Since all threads share the same heap, access to the allocator/deallocator must be synchronized. There are various methods and libraries for avoiding allocator contention.
Some languages allow you to create private pools of memory, or individual heaps, which you can assign to a single thread.
By default, C has only a single heap.
That said, some allocators that are thread aware will partition the heap so that each thread has it's own area to allocate from. The idea is that this should make the heap scale better.
One example of such a heap is Hoard.
Depends on the OS. The standard c runtime on windows and unices uses a shared heap across threads. This means locking every malloc/free.
On Symbian, for example, each thread comes with its own heap, although threads can share pointers to data allocated in any heap. Symbian's design is better in my opinion since it not only eliminates the need for locking during alloc/free, but also encourages clean specification of data ownership among threads. Also in that case when a thread dies, it takes all the objects it allocated along with it - i.e. it cannot leak objects that it has allocated, which is an important property to have in mobile devices with constrained memory.
Erlang also follows a similar design where a "process" acts as a unit of garbage collection. All data is communicated between processes by copying, except for binary blobs which are reference counted (I think).
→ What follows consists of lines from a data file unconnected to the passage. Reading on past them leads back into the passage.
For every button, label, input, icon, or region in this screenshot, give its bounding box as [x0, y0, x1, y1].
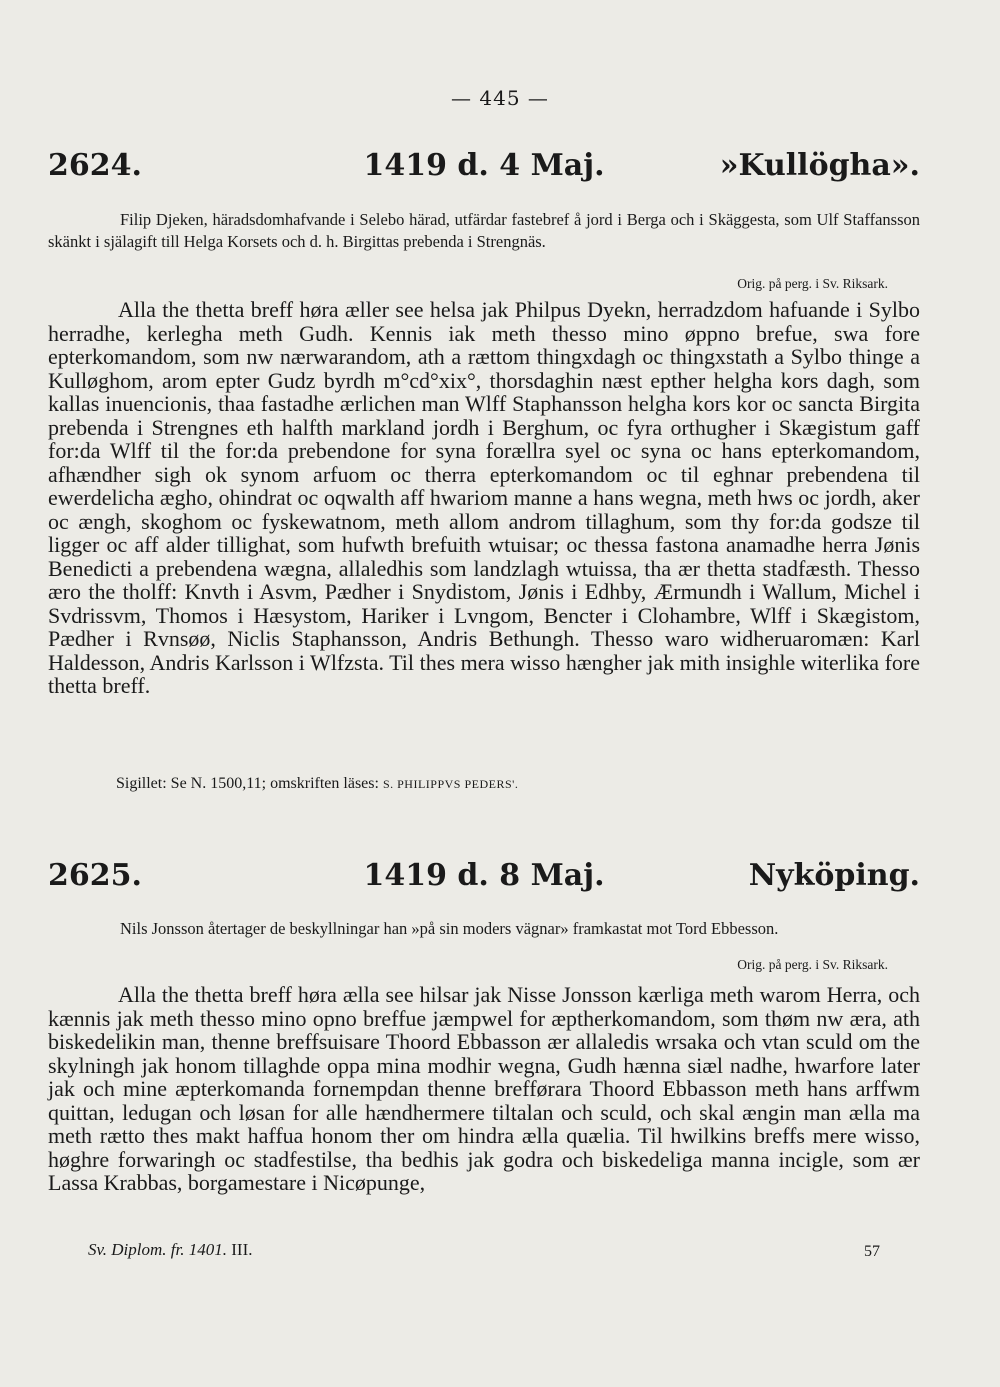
footer-signature	[88, 1240, 252, 1260]
seal-label: Sigillet:	[116, 775, 167, 792]
entry-heading	[48, 148, 920, 192]
seal-inscription: S. PHILIPPVS PEDERS'.	[382, 777, 519, 791]
seal-text: Se N. 1500,11; omskriften läses:	[170, 775, 379, 792]
sheet-number: 57	[864, 1243, 880, 1260]
entry-date: 1419 d. 8 Maj.	[363, 858, 605, 893]
entry-text: Alla the thetta breff høra æller see helsa jak Philpus Dyekn, herradzdom hafuande i Sylbo herradhe, kerlegha meth Gudh. Kennis iak meth thesso mino øppno brefue, swa fore epterkomandom, som nw nærwarandom, ath a rættom thingxdagh oc thingxstath a Sylbo thinge a Kulløghom, arom epter Gudz byrdh m°cd°xix°, thorsdaghin næst epther helgha kors dagh, som kallas inuencionis, thaa fastadhe ærlichen man Wlff Staphansson helgha kors kor oc sancta Birgita prebenda i Strengnes eth halfth markland jordh i Berghum, oc fyra orthugher i Skægistum gaff for:da Wlff til the for:da prebendone for syna forællra syel oc syna oc hans epterkomandom, afhændher sigh ok synom arfuom oc therra epterkomandom oc til eghnar prebendena til ewerdelicha ægho, ohindrat oc oqwalth aff hwariom manne a hans wegna, meth hws oc jordh, aker oc ængh, skoghom oc fyskewatnom, meth allom androm tillaghum, som thy for:da godsze til ligger oc aff alder tillighat, som hufwth brefuith wtuisar; oc thessa fastona anamadhe herra Jønis Benedicti a prebendena wægna, allaledhis som landzlagh wtuissa, tha ær thetta stadfæsth. Thesso æro the tholff: Knvth i Asvm, Pædher i Snydistom, Jønis i Edhby, Ærmundh i Wallum, Michel i Svdrissvm, Thomos i Hæsystom, Hariker i Lvngom, Bencter i Clohambre, Wlff i Skægistom, Pædher i Rvnsøø, Niclis Staphansson, Andris Bethungh. Thesso waro widheruaromæn: Karl Haldesson, Andris Karlsson i Wlfzsta. Til thes mera wisso hængher jak mith insighle witerlika fore thetta breff.	[48, 297, 920, 698]
entry-place: »Kullögha».	[719, 148, 920, 183]
entry-date: 1419 d. 4 Maj.	[363, 148, 605, 183]
seal-note	[116, 775, 518, 793]
entry-source: Orig. på perg. i Sv. Riksark.	[737, 276, 888, 291]
volume-mark: III.	[231, 1240, 253, 1259]
entry-heading	[48, 858, 920, 902]
entry-number: 2624.	[48, 148, 142, 183]
entry-summary: Filip Djeken, häradsdomhafvande i Selebo härad, utfärdar fastebref å jord i Berga och i Skäggesta, som Ulf Staffansson skänkt i själagift till Helga Korsets och d. h. Birgittas prebenda i Strengnäs.	[48, 210, 920, 251]
entry-summary: Nils Jonsson återtager de beskyllningar han »på sin moders vägnar» framkastat mot Tord Ebbesson.	[120, 919, 779, 938]
entry-source: Orig. på perg. i Sv. Riksark.	[737, 957, 888, 972]
entry-number: 2625.	[48, 858, 142, 893]
page-number: — 445 —	[451, 86, 549, 110]
entry-place: Nyköping.	[748, 858, 920, 893]
entry-text: Alla the thetta breff høra ælla see hilsar jak Nisse Jonsson kærliga meth warom Herra, och kænnis jak meth thesso mino opno breffue jæmpwel for æptherkomandom, som thøm nw æra, ath biskedelikin man, thenne breffsuisare Thoord Ebbasson ær allaledis wrsaka och vtan sculd om the skylningh jak honom tillaghde oppa mina modhir wegna, Gudh hænna siæl nadhe, hwarfore later jak och mine æpterkomanda fornempdan thenne brefførara Thoord Ebbasson meth hans arffwm quittan, ledugan och løsan for alle hændhermere tiltalan och sculd, och skal ængin man ælla ma meth rætto thes makt haffua honom ther om hindra ælla quælia. Til hwilkins breffs mere wisso, høghre forwaringh oc stadfestilse, tha bedhis jak godra och biskedeliga manna incigle, som ær Lassa Krabbas, borgamestare i Nicøpunge,	[48, 982, 920, 1195]
signature-mark: Sv. Diplom. fr. 1401.	[88, 1240, 227, 1259]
Each thread has its own stack and call stack.
Each thread shares the same heap.
It depends on what exactly you mean when saying "heap".
All threads share the address space, so heap-allocated objects are accessible from all threads. Technically, stacks are shared as well in this sense, i.e. nothing prevents you from accessing other thread's stack (though it would almost never make any sense to do so).
On the other hand, there are heap structures used to allocate memory. That is where all the bookkeeping for heap memory allocation is done. These structures are sophisticatedly organized to minimize contention between the threads - so some threads might share a heap structure (an arena), and some might use distinct arenas.
See the following thread for an excellent explanation of the details: How does malloc work in a multithreaded environment?
Typically, threads share the heap and other resources, however there are thread-like constructions that don't. Among these thread-like constructions are Erlang's lightweight processes, and UNIX's full-on processes (created with a call to fork()). You might also be working on multi-machine concurrency, in which case your inter-thread communication options are considerably more limited.
Generally speaking, all threads use the same address space and therefore usually have just one heap.
However, it can be a bit more complicated. You might be looking for Thread Local Storage (TLS), but it stores single values only.
Windows-Specific:
TLS-space can be allocated using TlsAlloc and freed using TlsFree (Overview here). Again, it's not a heap, just DWORDs.
Strangely, Windows support multiple Heaps per process. One can store the Heap's handle in TLS. Then you would have something like a "Thread-Local Heap". However, just the handle is not known to the other threads, they still can access its memory using pointers as it's still the same address space.
EDIT: Some memory allocators (specifically jemalloc on FreeBSD) use TLS to assign "arenas" to threads. This is done to optimize allocation for multiple cores by reducing synchronization overhead.
On FreeRTOS Operating system, tasks(threads) share the same heap but each one of them has its own stack. This comes in very handy when dealing with low power low RAM architectures,because the same pool of memory can be accessed/shared by several threads, but this comes with a small catch , the developer needs to keep in mind that a mechanism for synchronizing malloc and free is needed, that is why it is necessary to use some type of process synchronization/lock when allocating or freeing memory on the heap, for example a semaphore or a mutex.